Art. 249.1.a CP
Escroquerie informatique
Manipulation informatique ou artifice semblable permettant un transfert d’actifs non consenti : phishing, smishing, fraude au président et manipulation de la banque en ligne.
La manipulation doit avoir provoqué elle-même le transfert : lorsque c’est la victime qui exécute l’opération après avoir été trompée, la qualification bascule et le régime probatoire change avec elle.
Peine : 6 mois à 6 ans d’emprisonnement (forme aggravée, art. 250).
Art. 197 CP
Découverte et révélation de secrets
Accès aux courriels, messages ou fichiers d’autrui et diffusion de données ou d’images intimes sans le consentement de la victime.
La preuve du défaut de consentement et de l’accès effectif au contenu est décisive : la seule détention d’un fichier ou d’un identifiant ne caractérise pas l’infraction.
Peine : 1 à 4 ans · diffusion, 2 à 5 ans.
Art. 197 bis CP
Accès illégal aux systèmes
Intrusion dans des systèmes informatiques en contournant les mesures de sécurité et interception de transmissions de données.
Le contournement d’une mesure de sécurité suppose qu’une mesure existait réellement : un système laissé sans protection, ou un accès conservé après la fin du contrat, ne se traite pas de la même manière.
Peine : 6 mois à 2 ans d’emprisonnement.
Art. 264 CP
Atteintes aux données informatiques
Effacement, détérioration ou suppression de données et de programmes d’autrui ; attaques par déni de service et rançongiciels.
Le dommage doit être établi et chiffré à partir des systèmes eux-mêmes ; une estimation fondée sur le seul coût de remise en service, sans démonstration de l’altération, se conteste utilement.
Peine : 6 mois à 3 ans · forme aggravée, jusqu’à 8 ans.
Art. 401 CP
Usurpation d’identité
Usurpation de l’état civil d’autrui, y compris la création de faux profils sous l’identité d’un tiers pour obtenir un avantage ou causer un préjudice.
Toute création de faux profil n’est pas une usurpation d’état civil : encore faut-il une véritable substitution à la personne, et non l’usage ponctuel de son nom — la distinction commande souvent l’issue.
Peine : 6 mois à 3 ans d’emprisonnement.
Arts. 270–272 CP
Propriété intellectuelle sur internet
Exploitation non autorisée d’œuvres et de prestations protégées sur le réseau, y compris les sites de liens à finalité commerciale.
L’élément déterminant est la finalité lucrative et le rôle actif dans la mise à disposition : héberger, indexer ou simplement renvoyer vers un contenu n’emporte pas les mêmes conséquences.
Peine : 6 mois à 4 ans d’emprisonnement + amende.
Art. 172 ter CP
Cyberharcèlement · stalking
Harcèlement répété par des moyens numériques qui perturbe gravement la vie quotidienne de la victime : surveillance, contacts insistants, usage indu de ses données.
Il faut une altération grave et vérifiable du quotidien, établie par des éléments objectifs : la répétition des contacts, à elle seule, ne suffit pas à caractériser le délit.
Peine : 3 mois à 2 ans d’emprisonnement ou amende.
Art. 31 bis CP
Responsabilité pénale de l’entreprise
Mise en cause de la personne morale pour des cyberinfractions commises en son sein ou à son profit.
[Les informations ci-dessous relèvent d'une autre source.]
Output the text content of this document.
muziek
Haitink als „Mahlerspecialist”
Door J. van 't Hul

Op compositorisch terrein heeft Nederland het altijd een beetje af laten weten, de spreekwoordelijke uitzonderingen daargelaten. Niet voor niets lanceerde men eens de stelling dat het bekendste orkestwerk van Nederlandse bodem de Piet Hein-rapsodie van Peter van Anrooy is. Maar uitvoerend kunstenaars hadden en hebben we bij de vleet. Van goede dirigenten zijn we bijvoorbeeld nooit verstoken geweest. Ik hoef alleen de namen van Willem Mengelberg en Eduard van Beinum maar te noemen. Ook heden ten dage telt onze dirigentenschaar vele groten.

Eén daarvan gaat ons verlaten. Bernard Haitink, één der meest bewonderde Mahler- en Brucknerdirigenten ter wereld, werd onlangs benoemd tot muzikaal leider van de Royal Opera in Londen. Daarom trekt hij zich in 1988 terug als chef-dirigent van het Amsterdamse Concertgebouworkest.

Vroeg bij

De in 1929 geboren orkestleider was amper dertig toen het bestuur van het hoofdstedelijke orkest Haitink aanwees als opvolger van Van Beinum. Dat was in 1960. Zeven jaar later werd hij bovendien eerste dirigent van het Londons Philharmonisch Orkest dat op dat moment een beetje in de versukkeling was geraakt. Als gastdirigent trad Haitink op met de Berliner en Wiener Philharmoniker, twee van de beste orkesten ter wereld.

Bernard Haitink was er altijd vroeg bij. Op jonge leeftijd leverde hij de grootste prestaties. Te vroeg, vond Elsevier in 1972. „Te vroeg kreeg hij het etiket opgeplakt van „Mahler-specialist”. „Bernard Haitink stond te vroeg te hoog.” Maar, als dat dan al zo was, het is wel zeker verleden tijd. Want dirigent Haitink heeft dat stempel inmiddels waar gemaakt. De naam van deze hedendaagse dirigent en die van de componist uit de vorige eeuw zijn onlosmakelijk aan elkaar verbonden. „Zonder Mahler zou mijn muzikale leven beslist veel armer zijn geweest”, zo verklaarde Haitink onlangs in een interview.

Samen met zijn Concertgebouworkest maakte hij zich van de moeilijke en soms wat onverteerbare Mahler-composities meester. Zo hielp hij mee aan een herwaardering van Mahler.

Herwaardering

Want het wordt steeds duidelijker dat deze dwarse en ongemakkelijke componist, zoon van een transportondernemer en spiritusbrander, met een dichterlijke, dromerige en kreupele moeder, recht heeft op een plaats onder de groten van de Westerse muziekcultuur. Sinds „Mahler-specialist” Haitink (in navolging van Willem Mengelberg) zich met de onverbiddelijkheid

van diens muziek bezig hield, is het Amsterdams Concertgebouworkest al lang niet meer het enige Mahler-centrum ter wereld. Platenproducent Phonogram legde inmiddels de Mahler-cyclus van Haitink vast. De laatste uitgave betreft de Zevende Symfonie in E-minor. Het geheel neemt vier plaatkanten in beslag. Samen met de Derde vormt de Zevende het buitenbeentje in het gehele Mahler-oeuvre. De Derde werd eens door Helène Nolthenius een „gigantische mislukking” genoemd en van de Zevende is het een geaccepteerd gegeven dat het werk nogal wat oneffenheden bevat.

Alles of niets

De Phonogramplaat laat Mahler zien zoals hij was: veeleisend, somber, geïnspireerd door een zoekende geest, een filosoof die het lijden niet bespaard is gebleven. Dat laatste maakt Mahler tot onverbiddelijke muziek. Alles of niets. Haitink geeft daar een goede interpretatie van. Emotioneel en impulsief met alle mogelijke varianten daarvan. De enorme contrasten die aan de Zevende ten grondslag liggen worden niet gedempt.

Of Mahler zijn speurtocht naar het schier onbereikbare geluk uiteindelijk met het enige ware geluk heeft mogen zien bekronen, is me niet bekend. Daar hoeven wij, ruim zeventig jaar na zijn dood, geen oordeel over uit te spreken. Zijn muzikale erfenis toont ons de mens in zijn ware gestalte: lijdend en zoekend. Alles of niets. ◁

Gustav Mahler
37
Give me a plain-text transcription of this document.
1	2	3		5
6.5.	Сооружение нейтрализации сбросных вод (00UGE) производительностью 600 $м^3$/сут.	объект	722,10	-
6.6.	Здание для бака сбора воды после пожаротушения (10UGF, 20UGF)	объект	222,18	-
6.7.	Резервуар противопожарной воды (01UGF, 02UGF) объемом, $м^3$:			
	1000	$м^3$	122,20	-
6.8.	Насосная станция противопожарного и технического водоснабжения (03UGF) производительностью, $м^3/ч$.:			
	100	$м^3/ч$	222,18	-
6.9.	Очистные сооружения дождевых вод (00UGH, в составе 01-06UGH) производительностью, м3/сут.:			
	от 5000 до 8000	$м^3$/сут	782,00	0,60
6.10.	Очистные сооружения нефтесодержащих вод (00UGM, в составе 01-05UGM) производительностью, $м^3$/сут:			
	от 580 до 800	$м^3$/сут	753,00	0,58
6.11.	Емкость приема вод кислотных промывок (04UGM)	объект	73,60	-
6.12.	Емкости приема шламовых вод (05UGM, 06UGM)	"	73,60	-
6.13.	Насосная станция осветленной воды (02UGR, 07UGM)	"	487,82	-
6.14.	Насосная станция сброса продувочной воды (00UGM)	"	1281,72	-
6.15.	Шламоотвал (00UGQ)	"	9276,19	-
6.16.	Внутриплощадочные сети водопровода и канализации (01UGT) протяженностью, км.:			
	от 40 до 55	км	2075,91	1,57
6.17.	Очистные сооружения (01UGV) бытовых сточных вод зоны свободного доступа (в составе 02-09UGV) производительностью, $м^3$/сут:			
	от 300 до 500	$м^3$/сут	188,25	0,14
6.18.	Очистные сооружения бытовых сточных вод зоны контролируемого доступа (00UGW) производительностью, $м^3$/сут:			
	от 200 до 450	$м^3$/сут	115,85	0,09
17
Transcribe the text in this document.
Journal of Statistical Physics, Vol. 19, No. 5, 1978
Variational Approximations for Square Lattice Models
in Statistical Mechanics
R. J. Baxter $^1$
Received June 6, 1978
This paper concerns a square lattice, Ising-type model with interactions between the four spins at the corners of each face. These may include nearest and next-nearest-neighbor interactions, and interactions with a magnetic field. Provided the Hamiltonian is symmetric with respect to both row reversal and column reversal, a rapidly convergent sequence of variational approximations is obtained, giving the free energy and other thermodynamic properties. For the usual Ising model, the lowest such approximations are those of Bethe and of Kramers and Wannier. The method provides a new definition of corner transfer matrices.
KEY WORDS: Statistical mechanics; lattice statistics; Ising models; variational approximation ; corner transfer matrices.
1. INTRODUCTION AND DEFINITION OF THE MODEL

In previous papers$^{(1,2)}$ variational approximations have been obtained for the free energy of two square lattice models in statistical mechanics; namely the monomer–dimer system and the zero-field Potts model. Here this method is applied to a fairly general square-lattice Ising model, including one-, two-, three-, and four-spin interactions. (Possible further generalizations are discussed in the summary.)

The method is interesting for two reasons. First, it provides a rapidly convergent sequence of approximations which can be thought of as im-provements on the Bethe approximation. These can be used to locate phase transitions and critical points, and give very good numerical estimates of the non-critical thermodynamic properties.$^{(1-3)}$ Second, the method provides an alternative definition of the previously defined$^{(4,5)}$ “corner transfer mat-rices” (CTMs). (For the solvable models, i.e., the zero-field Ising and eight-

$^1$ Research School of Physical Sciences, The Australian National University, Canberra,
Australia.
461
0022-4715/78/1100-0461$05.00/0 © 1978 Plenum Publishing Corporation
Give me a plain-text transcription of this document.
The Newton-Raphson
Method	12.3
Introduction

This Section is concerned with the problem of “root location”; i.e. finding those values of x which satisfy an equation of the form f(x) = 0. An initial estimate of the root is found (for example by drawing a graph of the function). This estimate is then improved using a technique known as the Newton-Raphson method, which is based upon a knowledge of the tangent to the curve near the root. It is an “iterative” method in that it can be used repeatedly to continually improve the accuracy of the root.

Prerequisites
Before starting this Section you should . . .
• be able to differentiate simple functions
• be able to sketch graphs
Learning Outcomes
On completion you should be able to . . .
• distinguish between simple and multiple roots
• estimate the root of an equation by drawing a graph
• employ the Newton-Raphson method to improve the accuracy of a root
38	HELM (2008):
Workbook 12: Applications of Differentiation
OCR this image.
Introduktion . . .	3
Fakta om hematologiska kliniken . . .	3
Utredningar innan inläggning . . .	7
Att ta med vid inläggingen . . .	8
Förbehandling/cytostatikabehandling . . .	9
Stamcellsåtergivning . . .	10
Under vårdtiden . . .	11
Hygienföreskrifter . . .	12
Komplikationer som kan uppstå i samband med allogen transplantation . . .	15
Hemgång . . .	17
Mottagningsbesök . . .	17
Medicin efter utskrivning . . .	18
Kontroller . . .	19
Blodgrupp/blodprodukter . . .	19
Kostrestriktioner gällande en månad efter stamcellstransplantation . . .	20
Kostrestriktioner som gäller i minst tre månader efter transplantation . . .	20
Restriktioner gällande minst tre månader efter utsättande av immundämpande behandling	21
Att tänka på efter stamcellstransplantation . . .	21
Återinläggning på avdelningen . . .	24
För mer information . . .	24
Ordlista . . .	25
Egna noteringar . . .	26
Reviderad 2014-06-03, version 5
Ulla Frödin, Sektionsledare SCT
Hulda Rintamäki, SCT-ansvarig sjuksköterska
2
Un programme de prévention efficace peut opérer comme cause d’exonération ou d’atténuation.
Pour l’entité, la question est de savoir si le dispositif de prévention couvrait spécifiquement le risque technologique réalisé et s’il était contrôlé : un programme générique ne protège pas d’un risque identifié puis négligé.
Conséquences : amende, suspension ou dissolution.
Arts. 278–280 CP
Espionnage industriel numérique
Appropriation et diffusion de secrets d’affaires par des accès informatiques : exfiltration de données par des salariés ou des tiers.
Le point sensible est de démontrer que l’information soustraite avait valeur de secret d’affaires et faisait l’objet de mesures de protection effectives au moment des faits.
Peine : 2 à 4 ans · diffusion, 3 à 5 ans.